Sentosa Cove, the man-made island resort in Singapore, is the only place in the country where foreigners can buy landed property.
However, dozens of houses on the area, with their own private yacht berths and swimming pools, are empty while only a few of the apartment blocks overlooking the marina have residents.
The past year has seen a fall of 20% in the price of property in Sentosa Cove as lending restrictions and taxes on foreign buyers rose in the Southeast Asian luxury real estate market.
The investors are seeing a fall in the value of their assets, while developers are struggling to sell property even after the recent price falls. Several real estate websites list hundreds of bungalows and flats for sale, however only 12 apartments and a house have changed hands in the past one year, according to Urban Redevelopment Authority (URA). “The way prices have fallen in Sentosa, it’s as if there is a global financial crisis,” said Alan Cheong, head of Singapore research at property firm Savills.
Unless policy restrictions are eased, this could imply a difficult 2015 for the city state’s banks. However this seems unlikely because these government-imposed restrictions are effective in keeping the broader market in check after the prices of private house increased by more than 60% between 2009 and 2013.
New mortgage business at Singapore’s lenders is now 40% below 2013 levels, although the downfall will not show up in their balance sheets for the next one year since loans are often agreed a year in advance.
Another problem for property investors is the cutback in housing allowances for expatriate workers, implying a fall in rent price. There has also been a drop in the number of high-net-worth foreigners being granted permanent residency.
Real estate agent Knight Frank analysed property prices of 32 cities around the world and found that Singapore’s prime residential market, which had been the priciest 5% of properties, had performed the worst in the first half of 2014, with prices falling by 7.3%.
In the luxury sector, the government restrictions have led to a sharper fall in the number of foreign buyers, who accounted for more than half of Sentosa’s sales between 2010 and 2014. This implies that the number of distressed investors is expected to rise. “Some of the earlier buyers are likely to have bought at prices 20% to 30% above current prices,” said Christine Li, head of research at property consultancy OrangeTee.
“The rental can’t even cover the mortgage for these high-end investments – they want to offload but there are no takers.”
Last month, United Overseas Bank reported a doubling in its bad debt charges for the second quarter. They reported that a group of investors was struggling to service high-end property loans.
According to real estate agency Colliers, the number of residential properties put up for sale at auction (by banks after buyers defaulted on mortgages) quadrupled to 64 in the first half of 2014. “This is different from previous years, when owners’ sales dominated auctions,” said Joy Tan, head of auctions at DTZ. “The tables have turned and we expect more mortgagee sales on the way.”

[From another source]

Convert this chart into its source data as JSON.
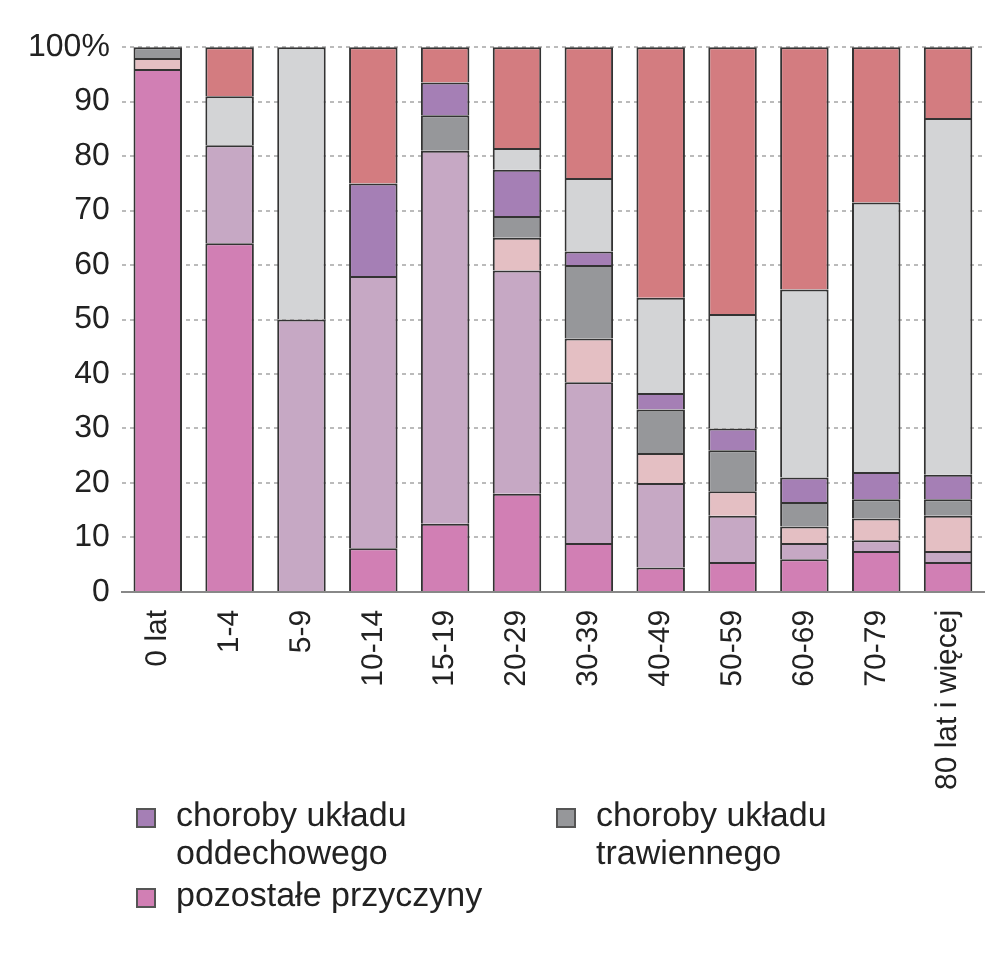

In July this year, a four-bedroom apartment in Sentosa’s Turquoise condo was sold at an auction for about S$1,400 per square foot. Whereas in 2012, a similar flat would have fetched S$2,450 per square foot. This year only one house was sold in Sentosa – a six-bedroom apartment on the “Treasure Island” – for about S$17 million. Its price in 2012 was S$20.2 million.
It is believed by many in the luxury property industry that foreign buyers might have gone for good. City Developments Ltd, Southeast Asia’s second-largest residential property developer, said that foreign buyers have “shifted and are still shifting their investments to markets outside Singapore”.
Sentosa Cove was developed in the early 2000s when Singapore was actively propagating to the world’s wealthy to come to its shores. In 2004, Singapore’s central bank launched the Financial Investor Scheme (FIS) which allowed foreign nationals with a global net worth of S$20 million ($15.99 million) to become permanent residents of Singapore if they parked S$5 million (raised to S$10 million in 2010) in Singapore, S$2 million of which could be put into property.
However this scheme was scrapped in 2012 as the government struggled with growing public discontent over immigration, and a spike in property prices.
“Sentosa happens to be a development targeted at a time when the world was leveraging up but now that we have deleveraged, there is a much smaller pool of people who can afford it,” Savills’s Cheong said.